Thoughts on John Lennon’s “Imagine”

Thoughts on John Lennon’s “Imagine” November 8, 2019

 

Beatles 64
The Beatles in New York City (February 1964)
Wikimedia Commons public domain

 

I published the following article in the Deseret News back on 16 August 2012:

 

I was surprised, puzzled and even a bit shocked to see the London Symphony Orchestra and the Liverpool Philharmonic Youth Choir showcase John Lennon’s atheist anthem “Imagine” during the closing ceremonies of the 2012 Summer Olympic Games.

And that white death-masklike portrait of Lennon in the center of Olympic Stadium? Pretty ghastly — and especially so when it dissolved (decomposed?) at the end of the song. But that’s a separate issue.
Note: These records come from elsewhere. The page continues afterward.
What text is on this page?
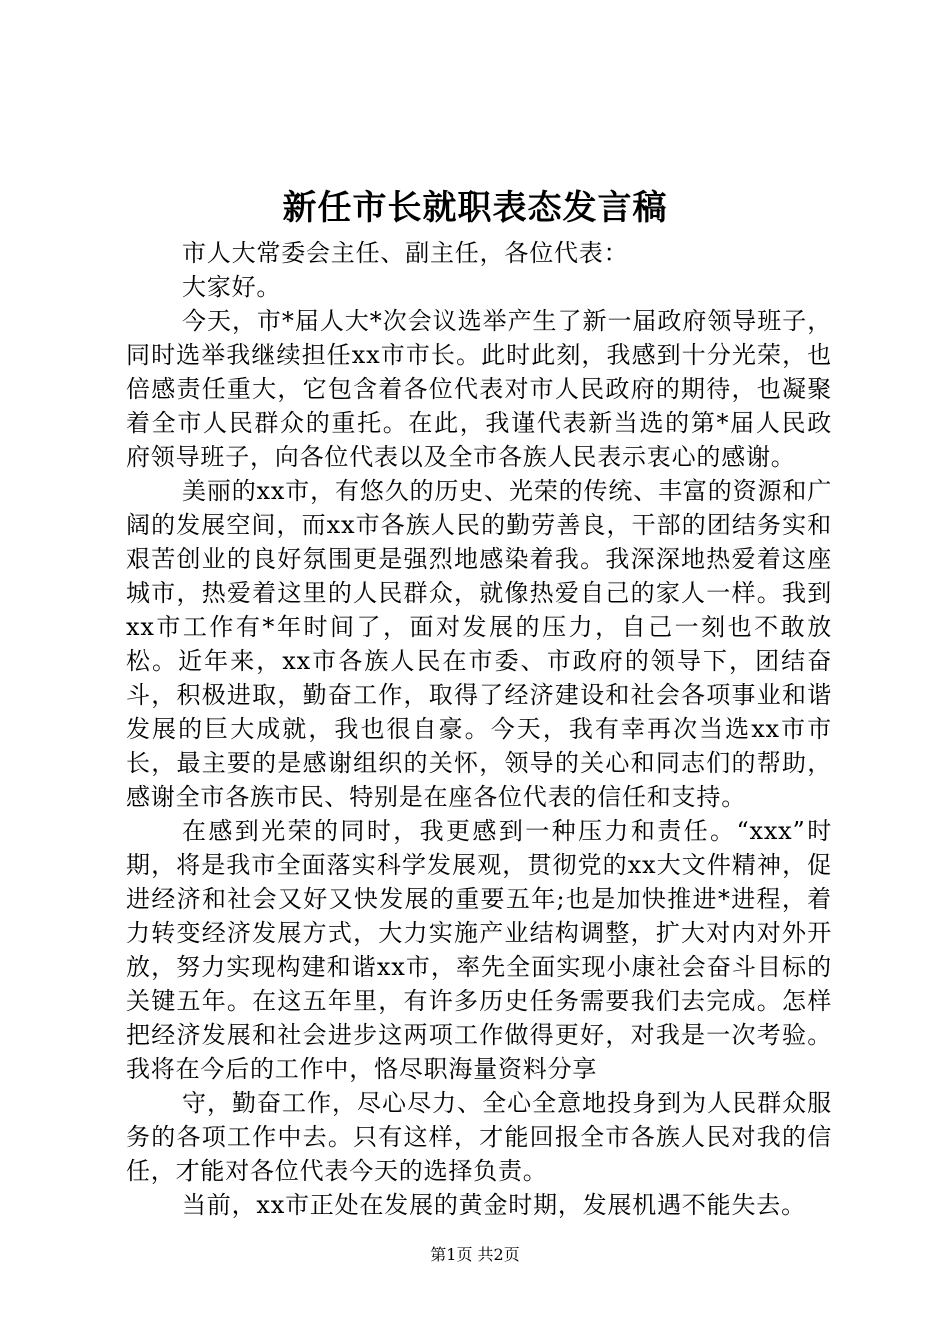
新任市长就职表态发言稿

市人大常委会主任、副主任，各位代表：

大家好。

今天，市*届人大*次会议选举产生了新一届政府领导班子，同时选举我继续担任xx市市长。此时此刻，我感到十分光荣，也倍感责任重大，它包含着各位代表对市人民政府的期待，也凝聚着全市人民群众的重托。在此，我谨代表新当选的第*届人民政府领导班子，向各位代表以及全市各族人民表示衷心的感谢。

美丽的xx市，有悠久的历史、光荣的传统、丰富的资源和广阔的发展空间，而xx市各族人民的勤劳善良，干部的团结务实和艰苦创业的良好氛围更是强烈地感染着我。我深深地热爱着这座城市，热爱着这里的人民群众，就像热爱自己的家人一样。我到xx市工作有*年时间了，面对发展的压力，自己一刻也不敢放松。近年来，xx市各族人民在市委、市政府的领导下，团结奋斗，积极进取，勤奋工作，取得了经济建设和社会各项事业和谐发展的巨大成就，我也很自豪。今天，我有幸再次当选xx市市长，最主要的是感谢组织的关怀，领导的关心和同志们的帮助，感谢全市各族市民、特别是在座各位代表的信任和支持。

在感到光荣的同时，我更感到一种压力和责任。“xxx”时期，将是我市全面落实科学发展观，贯彻党的xx大文件精神，促进经济和社会又好又快发展的重要五年;也是加快推进*进程，着力转变经济发展方式，大力实施产业结构调整，扩大对内对外开放，努力实现构建和谐xx市，率先全面实现小康社会奋斗目标的关键五年。在这五年里，有许多历史任务需要我们去完成。怎样把经济发展和社会进步这两项工作做得更好，对我是一次考验。我将在今后的工作中，恪尽职海量资料分享

守，勤奋工作，尽心尽力、全心全意地投身到为人民群众服务的各项工作中去。只有这样，才能回报全市各族人民对我的信任，才能对各位代表今天的选择负责。

当前，xx市正处在发展的黄金时期，发展机遇不能失去。

第1页 共2页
Don’t get me wrong: Sadly, while I attended many California rock concerts featuring such Lennon contemporaries as the Byrds, Iron Butterfly, B.B. King, Cream and the Rolling Stones, I never saw the Beatles in a live performance. But I’ve been a wildly enthusiastic fan almost all of my life, and John Lennon was far and away my favorite of the four. (Living in Cairo, Egypt, when the shocking news of his death arrived, I felt as if Mark David Chapman had also murdered my youth.)

Still, “Imagine” is a silly song, and, surely, to at least a substantial proportion of those who watched and participated in the Olympics, it’s a potentially offensive one. Consider these lyrics:

Imagine there’s no heaven.

It’s easy if you try.

No hell below us,

Above us only sky.

Imagine all the people

Living for today.

Imagine there’s no countries.

It isn’t hard to do.

Nothing to kill or die for,

And no religion, too.

Imagine all the people

Living life in peace …

You may say I’m a dreamer.

But I’m not the only one.

I hope someday you’ll join us,

And the world will be as one.

First of all, Lennon’s projected utopia seems … well, rather dull. Nothing worth dying for? No great loyalties, passions or affections?

Living only “for today”? No long-term goals? No aspirations or ambitions? No dreams? No great achievements against the odds? That, I suspect, would pall pretty quickly.

The Olympic athletes in that stadium certainly didn’t get there by just wandering aimlessly into the Games. They reached it through long, disciplined, goal-oriented effort. So did the musicians who performed, the cameramen who filmed the ceremony and the technicians who oversaw its broadcast. The stadium itself certainly wasn’t conceived and built by people merely “living for today.”

Much more importantly, though, there exists little if any evidence to demonstrate that, were religion only to disappear, we’d all live in peace, love and brotherhood. Consider, for example, the historical record of such officially atheistic regimes as Stalin’s Russia, Mao’s China, Pol Pot’s Cambodia and Castro’s Cuba, or, for that matter, of Citizen Robespierre’s revolutionary France. Their victims total many scores of millions. And while Nazi Germany represents a more complex (and perhaps altogether incoherent) case, Hitler’s dismissal of humankind as “a ridiculous cosmic bacterium” doesn’t exactly sound like orthodox Christianity or even theism.

“Imagine there’s no heaven,” sings Lennon, but “above us only sky.” Now, it happens that another well-known song also celebrates the blankness of the sky above us given the supposed absence of God. A scene in the musical “Les Misérables” features the cruel and thoroughly unscrupulous innkeeper Thenardier stealing through the dark sewers of Paris. Happily despoiling the corpses of the idealistic young students massacred earlier in the day, he, too, finds it liberating to imagine that there’s no God:

It’s a world where the dog eats the dog,

Where they kill for bones in the street.

And God in His Heaven,

He don’t interfere,

‘Cause he’s dead as the stiffs at my feet.

I raise my eyes to see the heavens,

And only the moon looks down.

The harvest moon shines down!

What would a wholly godless society be like? We don’t know. But many would surely regard an empty heaven as a blank check to do evil.

The 19th-century poet Eliza R. Snow recalled that, before she found Mormonism, “ofttimes a secret something whispered, ‘You’re a stranger here,’ and I felt that I had wandered from a more exalted sphere.” The ancient Saints, too, says the epistle to the Hebrews, felt themselves “strangers and pilgrims on the earth” (11:13).

Perhaps John Lennon sensed the same truth. Though rejecting heaven, he longed for peace and unity, for an end to greed and hunger. Despite his confused exhortation simply to “live for today” in this world, he was dissatisfied with the actual world in which he found himself. He yearned for more. And in that sense, he was more right than he knew.